CENTER FOR ARMENIAN RESEARCH AND PUBLICATION: PURPOSE


The Armenian Research Center was established for the documentation and the publication of materials in the field of Armenian studies and affairs. The Armenian Research Center does this work in six main ways:

First, through its computerized database of books, periodical articles, and other materials concerning Armenians. The database covers not only the extensive holdings of the Armenian Research Center, but also other materials that the Center does not own but which it can obtain quickly from other libraries and depositories. We also have an electronic connection with the Library of Congress and all major academic libraries in the world. Political officials, media personnel, scholars, students, and the general public have all made use of our database and our collection for various projects.

Second, by publishing. The Armenian Research Center has published a booklet on countering Turkish defamation of the Armenian Genocide, a survivor's memoir (Out of Turkey) of the Armenian Genocide, an Index for the first five issues of the Journal of the Society for Armenian Studies, and Volume 6 of Journal of the Society for Armenian Studies.

Third, by academic outreach. The Armenian Research Center has sponsored academic talks at the University of Michigan-Dearborn and in various forums. The most successful was a meeting with the chief assistants of all the congressmen and senators in Michigan to discuss Armenian issues and how to influence policy makers. The Armenian Research Center also brings in speakers to the Dearborn campus each year. The speakers were Rabbi Kenneth Segal, who discussed his attempts to have U.S. Jewish organizations acknowledge the Armenian Genocide; Dr. Joseph Kechichian, who discussed the socio-political situation in the Middle East and how it relates to Armenia and diasporan Armenians in the Middle East; Dr. Kirakos Padarian, former translator for Gennadi Yanayev, former Vice President of the USSR; Thomas Goltz, a reporter with rather interesting connections; Dr. Levon Chookaszian of Yerevan State University, who discussed Medieval Armenian Art; and Dr. James R. Russell, Mashtots Professor of Armenian Studies at Harvard University, who discussed Armenian connections with world literature.

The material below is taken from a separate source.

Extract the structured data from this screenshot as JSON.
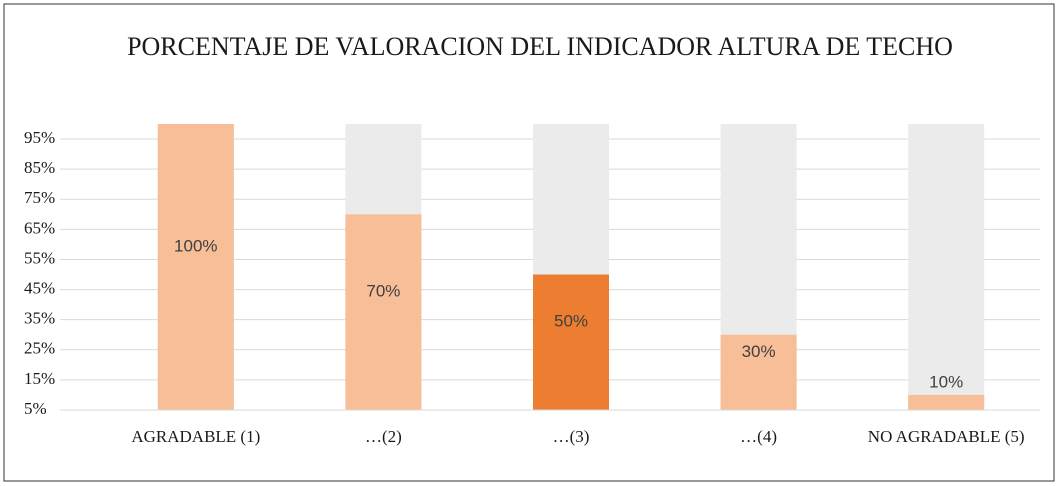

Fourth, by academic support: The Armenian Research Center offers two scholarships each year to Armenian-American students attending the University of Michigan-Dearborn, has sponsored Fulbright Scholars from Russia (Dr. Boris Shpotov in 1994/95) and Armenia (Dr. Babken Harutiunian in 1995/96), and is beginning a "Scholar in Residence Program." The Armenian Research Center also serves as the Secretariat of the Society for Armenian Studies, an international Armenian Studies organization with 200 members, and edits the Society's Journal, beginning with Volume 6. Fifth, by public outreach. Dr. Dennis R. Papazian, the Director of the Armenian Research Center, is much sought after by the media and others to explain events in Armenia and the former Soviet Union. For example, he was invited twice the summer of 1992 with a group of Armenian leaders to meet at the White House with members of the National Security Council, particularly with General Brent Scowcroft, personal advisor to President George Bush. He has also participated in a number of round-table discussions at the prestigious Center for Strategic & International Studies in Washington, D.C. In the spring of 1993, the Director participated in a day-long meeting with various officials from Azerbaijan. Dr. Papazian also met with President Clinton and Dr. Anthony Lake, National Security Advisor to the President, in the summer of 1994.

Sixth, by political contact. The Center frequently faxes informational material to political leaders in regards to current legislation pending before Congress or issues being determined by the White House.